For the cloud controller, the good news is if your cloud is using the FlatDHCP multi-host HA network mode, existing instances and volumes continue to operate while the cloud controller is offline. For the storage proxy, however, no storage traffic is possible until it is back up and running.

Planned Maintenance

One way to plan for cloud controller or storage proxy maintenance is to simply do it off-hours, such as at 1 a.m. or 2 a.m. This strategy affects fewer users. If your cloud controller or storage proxy is too important to have unavailable at any point in time, you must look into high-availability options.

Rebooting a Cloud Controller or Storage Proxy

All in all, just issue the reboot command.
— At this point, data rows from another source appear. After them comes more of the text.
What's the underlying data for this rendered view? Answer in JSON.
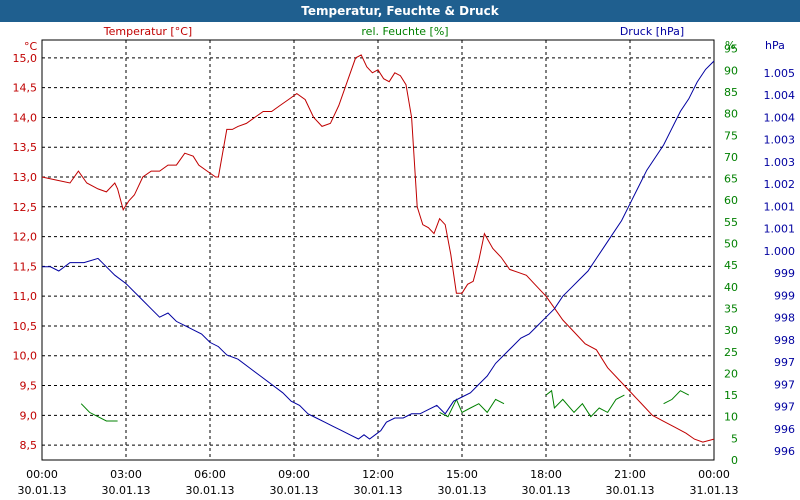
{
  "chart_data": {
    "type": "line",
    "title": "Temperatur, Feuchte & Druck",
    "x_time_labels": [
      "00:00",
      "03:00",
      "06:00",
      "09:00",
      "12:00",
      "15:00",
      "18:00",
      "21:00",
      "00:00"
    ],
    "x_date_labels": [
      "30.01.13",
      "30.01.13",
      "30.01.13",
      "30.01.13",
      "30.01.13",
      "30.01.13",
      "30.01.13",
      "30.01.13",
      "31.01.13"
    ],
    "x_hours_range": [
      0,
      24
    ],
    "axes": {
      "temperature": {
        "label": "Temperatur [°C]",
        "unit": "°C",
        "range": [
          8.25,
          15.3
        ],
        "ticks": [
          "8,5",
          "9,0",
          "9,5",
          "10,0",
          "10,5",
          "11,0",
          "11,5",
          "12,0",
          "12,5",
          "13,0",
          "13,5",
          "14,0",
          "14,5",
          "15,0"
        ],
        "tick_values": [
          8.5,
          9.0,
          9.5,
          10.0,
          10.5,
          11.0,
          11.5,
          12.0,
          12.5,
          13.0,
          13.5,
          14.0,
          14.5,
          15.0
        ],
        "color": "#c00000"
      },
      "humidity": {
        "label": "rel. Feuchte [%]",
        "unit": "%",
        "range": [
          0,
          97
        ],
        "ticks": [
          "0",
          "5",
          "10",
          "15",
          "20",
          "25",
          "30",
          "35",
          "40",
          "45",
          "50",
          "55",
          "60",
          "65",
          "70",
          "75",
          "80",
          "85",
          "90",
          "95"
        ],
        "tick_values": [
          0,
          5,
          10,
          15,
          20,
          25,
          30,
          35,
          40,
          45,
          50,
          55,
          60,
          65,
          70,
          75,
          80,
          85,
          90,
          95
        ],
        "color": "#008000"
      },
      "pressure": {
        "label": "Druck [hPa]",
        "unit": "hPa",
        "range": [
          995.5,
          1005.5
        ],
        "ticks": [
          "996",
          "996",
          "997",
          "997",
          "997",
          "998",
          "998",
          "999",
          "999",
          "1.000",
          "1.001",
          "1.001",
          "1.002",
          "1.003",
          "1.003",
          "1.004",
          "1.004",
          "1.005"
        ],
        "color": "#0000a0"
      }
    },
    "series": [
      {
        "name": "Temperatur",
        "axis": "temperature",
        "color": "#c00000",
        "x": [
          0,
          0.5,
          1,
          1.3,
          1.6,
          2,
          2.3,
          2.6,
          2.7,
          2.9,
          3.1,
          3.3,
          3.6,
          3.9,
          4.2,
          4.5,
          4.8,
          5.1,
          5.4,
          5.6,
          5.9,
          6.2,
          6.3,
          6.6,
          6.8,
          7.0,
          7.3,
          7.6,
          7.9,
          8.2,
          8.5,
          8.8,
          9.1,
          9.4,
          9.7,
          10.0,
          10.3,
          10.6,
          10.9,
          11.2,
          11.4,
          11.6,
          11.8,
          12.0,
          12.2,
          12.4,
          12.6,
          12.8,
          13.0,
          13.2,
          13.4,
          13.6,
          13.8,
          14.0,
          14.2,
          14.4,
          14.6,
          14.8,
          15.0,
          15.2,
          15.4,
          15.6,
          15.8,
          16.1,
          16.4,
          16.7,
          17.0,
          17.3,
          17.6,
          18.0,
          18.3,
          18.6,
          19.0,
          19.4,
          19.8,
          20.2,
          20.6,
          21.0,
          21.4,
          21.8,
          22.2,
          22.6,
          23.0,
          23.3,
          23.6,
          24.0
        ],
        "values": [
          13.0,
          12.95,
          12.9,
          13.1,
          12.9,
          12.8,
          12.75,
          12.9,
          12.8,
          12.45,
          12.6,
          12.7,
          13.0,
          13.1,
          13.1,
          13.2,
          13.2,
          13.4,
          13.35,
          13.2,
          13.1,
          13.0,
          13.0,
          13.8,
          13.8,
          13.85,
          13.9,
          14.0,
          14.1,
          14.1,
          14.2,
          14.3,
          14.4,
          14.3,
          14.0,
          13.85,
          13.9,
          14.2,
          14.6,
          15.0,
          15.05,
          14.85,
          14.75,
          14.8,
          14.65,
          14.6,
          14.75,
          14.7,
          14.55,
          14.0,
          12.5,
          12.2,
          12.15,
          12.05,
          12.3,
          12.2,
          11.7,
          11.05,
          11.05,
          11.2,
          11.25,
          11.6,
          12.05,
          11.8,
          11.65,
          11.45,
          11.4,
          11.35,
          11.2,
          11.0,
          10.8,
          10.6,
          10.4,
          10.2,
          10.1,
          9.8,
          9.6,
          9.4,
          9.2,
          9.0,
          8.9,
          8.8,
          8.7,
          8.6,
          8.55,
          8.6
        ]
      },
      {
        "name": "rel. Feuchte",
        "axis": "humidity",
        "color": "#008000",
        "segments": [
          {
            "x": [
              1.4,
              1.7,
              2.0,
              2.3,
              2.7
            ],
            "values": [
              13,
              11,
              10,
              9,
              9
            ]
          },
          {
            "x": [
              14.2,
              14.5,
              14.8,
              15.0,
              15.3,
              15.6,
              15.9,
              16.2,
              16.5
            ],
            "values": [
              11,
              10,
              14,
              11,
              12,
              13,
              11,
              14,
              13
            ]
          },
          {
            "x": [
              18.0,
              18.2,
              18.3,
              18.6,
              19.0,
              19.3,
              19.6,
              19.9,
              20.2,
              20.5,
              20.8
            ],
            "values": [
              15,
              16,
              12,
              14,
              11,
              13,
              10,
              12,
              11,
              14,
              15
            ]
          },
          {
            "x": [
              22.2,
              22.5,
              22.8,
              23.1
            ],
            "values": [
              13,
              14,
              16,
              15
            ]
          }
        ]
      },
      {
        "name": "Druck",
        "axis": "pressure",
        "color": "#0000a0",
        "x": [
          0,
          0.3,
          0.6,
          1,
          1.5,
          2,
          2.3,
          2.6,
          3.0,
          3.3,
          3.6,
          3.9,
          4.2,
          4.5,
          4.8,
          5.1,
          5.4,
          5.7,
          6.0,
          6.3,
          6.6,
          7.0,
          7.4,
          7.8,
          8.2,
          8.6,
          8.9,
          9.2,
          9.5,
          9.8,
          10.1,
          10.4,
          10.7,
          11.0,
          11.3,
          11.5,
          11.7,
          11.9,
          12.1,
          12.3,
          12.6,
          12.9,
          13.2,
          13.5,
          13.8,
          14.1,
          14.4,
          14.7,
          15.0,
          15.3,
          15.6,
          15.9,
          16.2,
          16.5,
          16.8,
          17.1,
          17.4,
          17.7,
          18.0,
          18.3,
          18.6,
          18.9,
          19.2,
          19.5,
          19.8,
          20.1,
          20.4,
          20.7,
          21.0,
          21.3,
          21.6,
          21.9,
          22.2,
          22.5,
          22.8,
          23.1,
          23.4,
          23.7,
          24.0
        ],
        "values": [
          1000.1,
          1000.1,
          1000.0,
          1000.2,
          1000.2,
          1000.3,
          1000.1,
          999.9,
          999.7,
          999.5,
          999.3,
          999.1,
          998.9,
          999.0,
          998.8,
          998.7,
          998.6,
          998.5,
          998.3,
          998.2,
          998.0,
          997.9,
          997.7,
          997.5,
          997.3,
          997.1,
          996.9,
          996.8,
          996.6,
          996.5,
          996.4,
          996.3,
          996.2,
          996.1,
          996.0,
          996.1,
          996.0,
          996.1,
          996.2,
          996.4,
          996.5,
          996.5,
          996.6,
          996.6,
          996.7,
          996.8,
          996.6,
          996.9,
          997.0,
          997.1,
          997.3,
          997.5,
          997.8,
          998.0,
          998.2,
          998.4,
          998.5,
          998.7,
          998.9,
          999.1,
          999.4,
          999.6,
          999.8,
          1000.0,
          1000.3,
          1000.6,
          1000.9,
          1001.2,
          1001.6,
          1002.0,
          1002.4,
          1002.7,
          1003.0,
          1003.4,
          1003.8,
          1004.1,
          1004.5,
          1004.8,
          1005.0
        ]
      }
    ]
  }
}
The operating system cleanly shuts down services and then automatically reboots. If you want to be very thorough, run your backup jobs just before you reboot.

After a cloud controller reboots, ensure that all required services were successfully started. The following commands use ps and grep to determine if nova, glance, and keystone are currently running:

# ps aux | grep nova-
# ps aux | grep glance-
# ps aux | grep keystone
# ps aux | grep cinder

Also check that all services are functioning. The following set of commands sources the openrc file, then runs some basic glance, nova, and openstack commands. If the commands work as expected, you can be confident that those services are in working condition:

# . openrc
# openstack image list
# openstack server list
# openstack project list

For the storage proxy, ensure that the Object Storage service has resumed:

# ps aux | grep swift

Also check that it is functioning:

# swift stat

Total Cloud Controller Failure

The cloud controller could completely fail if, for example, its motherboard goes bad. Users will immediately notice the loss of a cloud controller since it provides core functionality to your cloud environment. If your infrastructure monitoring does not alert you that your cloud controller has failed, your users definitely will. Unfortunately, this is a rough situation. The cloud controller is an integral part of your cloud. If you have only one controller, you will have many missing services if it goes down.
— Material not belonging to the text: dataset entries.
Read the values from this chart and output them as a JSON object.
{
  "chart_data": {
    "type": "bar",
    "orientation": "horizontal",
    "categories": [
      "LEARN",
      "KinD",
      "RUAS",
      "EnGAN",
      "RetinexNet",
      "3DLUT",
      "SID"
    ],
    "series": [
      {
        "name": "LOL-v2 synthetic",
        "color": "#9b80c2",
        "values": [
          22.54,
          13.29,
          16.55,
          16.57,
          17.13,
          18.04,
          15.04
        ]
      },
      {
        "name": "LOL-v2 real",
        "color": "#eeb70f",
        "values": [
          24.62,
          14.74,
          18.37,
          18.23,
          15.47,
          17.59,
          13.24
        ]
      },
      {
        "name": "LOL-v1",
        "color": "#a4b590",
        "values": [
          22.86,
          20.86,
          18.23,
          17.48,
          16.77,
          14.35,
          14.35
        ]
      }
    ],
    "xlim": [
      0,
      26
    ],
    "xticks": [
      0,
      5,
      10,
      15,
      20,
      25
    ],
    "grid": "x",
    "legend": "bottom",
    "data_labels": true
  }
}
To avoid this situation, create a highly available cloud controller cluster. This is outside the scope of this document, but you can read more in the OpenStack High Availability Guide.

The next best approach is to use a configuration-management tool, such as Puppet, to automatically build a cloud controller. This should not take more than 15 minutes if you have a spare server available. After the controller rebuilds, restore any backups taken (see Backup and Recovery).

Also, in practice, the nova-compute services on the compute nodes do not always reconnect cleanly to rabbitmq hosted on the controller when it comes back up after a long reboot; a restart on the nova services on the compute nodes is required.